BP’s results come barely two weeks after the bloody end to the hostage crisis at its In Amenas jointly-run gas plant. BP said it remained committed to operating in Algeria but was reviewing its security operations around the world in light of the attack.
BP's in-tray * A trial over civil claims related to the Gulf of Mexico disaster is due to begin on February 25 in New Orleans. This will consider blame for the disaster and rule on damages, including penalties under the Clean Water Act for each barrel of oil spilled. BP is in talks with US authorities over a possible settlement to avert the trial. *The US Environmental Protection Agency suspended BP from bidding for new US government contracts following its admission in November of manslaughter over the Gulf disaster. BP is in talks to try to lift the ban but could lose contracts if they expire while it is barred from bidding to renew them.
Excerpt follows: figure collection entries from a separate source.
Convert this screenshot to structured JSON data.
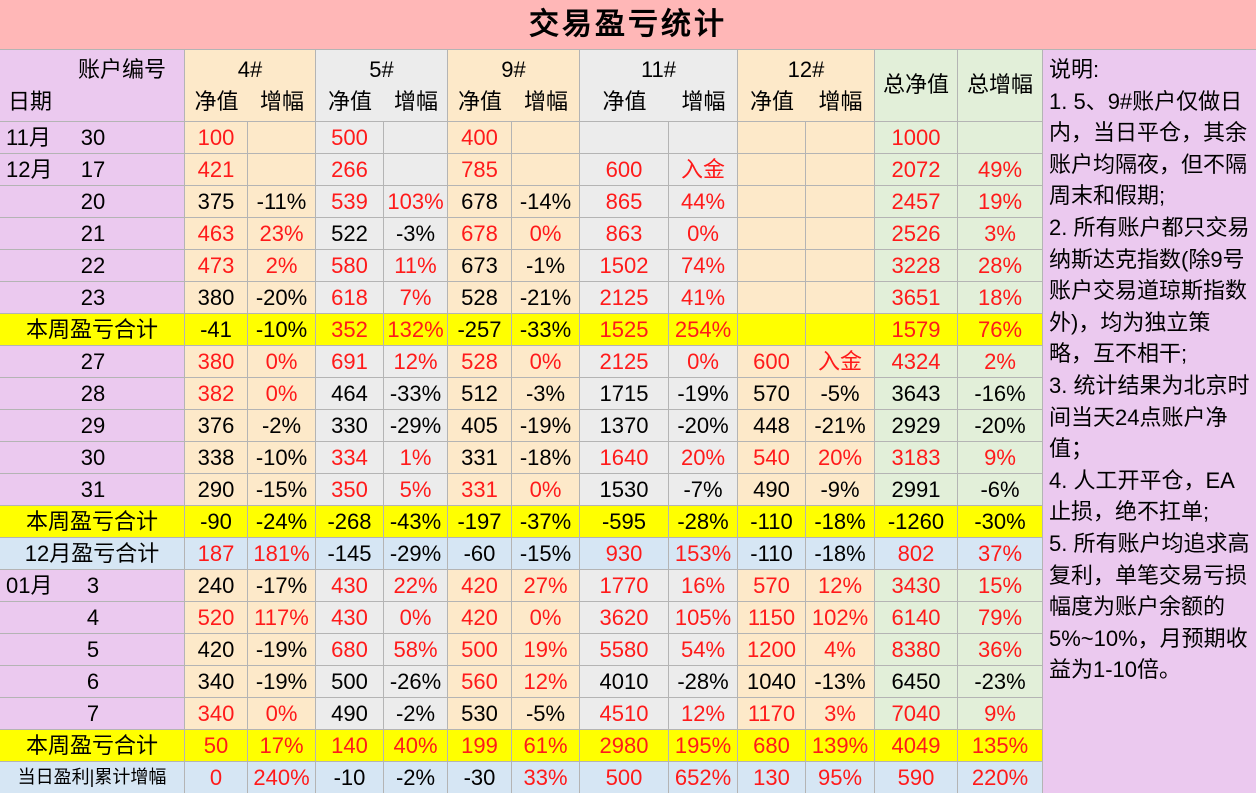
{
  "title": "交易盈亏统计",
  "header": {
    "account_label": "账户编号",
    "date_label": "日期",
    "accounts": [
      "4#",
      "5#",
      "9#",
      "11#",
      "12#"
    ],
    "net": "净值",
    "change": "增幅",
    "total_net": "总净值",
    "total_change": "总增幅"
  },
  "rows": [
    {
      "month": "11月",
      "day": "30",
      "cells": [
        "100",
        null,
        "500",
        null,
        "400",
        null,
        null,
        null,
        null,
        null,
        "1000",
        null
      ]
    },
    {
      "month": "12月",
      "day": "17",
      "cells": [
        "421",
        null,
        "266",
        null,
        "785",
        null,
        "600",
        "入金",
        null,
        null,
        "2072",
        "49%"
      ]
    },
    {
      "day": "20",
      "cells": [
        "375",
        "-11%",
        "539",
        "103%",
        "678",
        "-14%",
        "865",
        "44%",
        null,
        null,
        "2457",
        "19%"
      ]
    },
    {
      "day": "21",
      "cells": [
        "463",
        "23%",
        "522",
        "-3%",
        "678",
        "0%",
        "863",
        "0%",
        null,
        null,
        "2526",
        "3%"
      ]
    },
    {
      "day": "22",
      "cells": [
        "473",
        "2%",
        "580",
        "11%",
        "673",
        "-1%",
        "1502",
        "74%",
        null,
        null,
        "3228",
        "28%"
      ]
    },
    {
      "day": "23",
      "cells": [
        "380",
        "-20%",
        "618",
        "7%",
        "528",
        "-21%",
        "2125",
        "41%",
        null,
        null,
        "3651",
        "18%"
      ]
    },
    {
      "label": "本周盈亏合计",
      "background": "#ffff00",
      "cells": [
        "-41",
        "-10%",
        "352",
        "132%",
        "-257",
        "-33%",
        "1525",
        "254%",
        null,
        null,
        "1579",
        "76%"
      ]
    },
    {
      "day": "27",
      "cells": [
        "380",
        "0%",
        "691",
        "12%",
        "528",
        "0%",
        "2125",
        "0%",
        "600",
        "入金",
        "4324",
        "2%"
      ]
    },
    {
      "day": "28",
      "cells": [
        "382",
        "0%",
        "464",
        "-33%",
        "512",
        "-3%",
        "1715",
        "-19%",
        "570",
        "-5%",
        "3643",
        "-16%"
      ]
    },
    {
      "day": "29",
      "cells": [
        "376",
        "-2%",
        "330",
        "-29%",
        "405",
        "-19%",
        "1370",
        "-20%",
        "448",
        "-21%",
        "2929",
        "-20%"
      ]
    },
    {
      "day": "30",
      "cells": [
        "338",
        "-10%",
        "334",
        "1%",
        "331",
        "-18%",
        "1640",
        "20%",
        "540",
        "20%",
        "3183",
        "9%"
      ]
    },
    {
      "day": "31",
      "cells": [
        "290",
        "-15%",
        "350",
        "5%",
        "331",
        "0%",
        "1530",
        "-7%",
        "490",
        "-9%",
        "2991",
        "-6%"
      ]
    },
    {
      "label": "本周盈亏合计",
      "background": "#ffff00",
      "cells": [
        "-90",
        "-24%",
        "-268",
        "-43%",
        "-197",
        "-37%",
        "-595",
        "-28%",
        "-110",
        "-18%",
        "-1260",
        "-30%"
      ]
    },
    {
      "label": "12月盈亏合计",
      "background": "#d6e6f4",
      "cells": [
        "187",
        "181%",
        "-145",
        "-29%",
        "-60",
        "-15%",
        "930",
        "153%",
        "-110",
        "-18%",
        "802",
        "37%"
      ]
    },
    {
      "month": "01月",
      "day": "3",
      "cells": [
        "240",
        "-17%",
        "430",
        "22%",
        "420",
        "27%",
        "1770",
        "16%",
        "570",
        "12%",
        "3430",
        "15%"
      ]
    },
    {
      "day": "4",
      "cells": [
        "520",
        "117%",
        "430",
        "0%",
        "420",
        "0%",
        "3620",
        "105%",
        "1150",
        "102%",
        "6140",
        "79%"
      ]
    },
    {
      "day": "5",
      "cells": [
        "420",
        "-19%",
        "680",
        "58%",
        "500",
        "19%",
        "5580",
        "54%",
        "1200",
        "4%",
        "8380",
        "36%"
      ]
    },
    {
      "day": "6",
      "cells": [
        "340",
        "-19%",
        "500",
        "-26%",
        "560",
        "12%",
        "4010",
        "-28%",
        "1040",
        "-13%",
        "6450",
        "-23%"
      ]
    },
    {
      "day": "7",
      "cells": [
        "340",
        "0%",
        "490",
        "-2%",
        "530",
        "-5%",
        "4510",
        "12%",
        "1170",
        "3%",
        "7040",
        "9%"
      ]
    },
    {
      "label": "本周盈亏合计",
      "background": "#ffff00",
      "cells": [
        "50",
        "17%",
        "140",
        "40%",
        "199",
        "61%",
        "2980",
        "195%",
        "680",
        "139%",
        "4049",
        "135%"
      ]
    },
    {
      "label": "当日盈利|累计增幅",
      "background": "#d6e6f4",
      "cells": [
        "0",
        "240%",
        "-10",
        "-2%",
        "-30",
        "33%",
        "500",
        "652%",
        "130",
        "95%",
        "590",
        "220%"
      ]
    }
  ],
  "notes": [
    "说明:",
    "1. 5、9#账户仅做日内，当日平仓，其余账户均隔夜，但不隔周末和假期;",
    "2. 所有账户都只交易纳斯达克指数(除9号账户交易道琼斯指数外)，均为独立策略，互不相干;",
    "3. 统计结果为北京时间当天24点账户净值；",
    "4. 人工开平仓，EA止损，绝不扛单;",
    "5. 所有账户均追求高复利，单笔交易亏损幅度为账户余额的5%~10%，月预期收益为1-10倍。"
  ]
}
Chief executive Bob Dudley said US military fuel contracts that could be affected had very low margins but contributed “very high revenue”. *BP is still awaiting the completion of its $27bn landmark deal with Rosneft to sell its 50pc stake in Russian joint venture TNK-BP, in return for $12.3bn in cash and a near-20pc stake in Rosneft. It will then take two seats on the Rosneft board and attempt to drive improvements at the Russian company. *BP has indicated it will return some of the cash proceeds of the Rosneft deal to its shareholders but is yet to provide details. It is thought it could return at least $4bn in cash.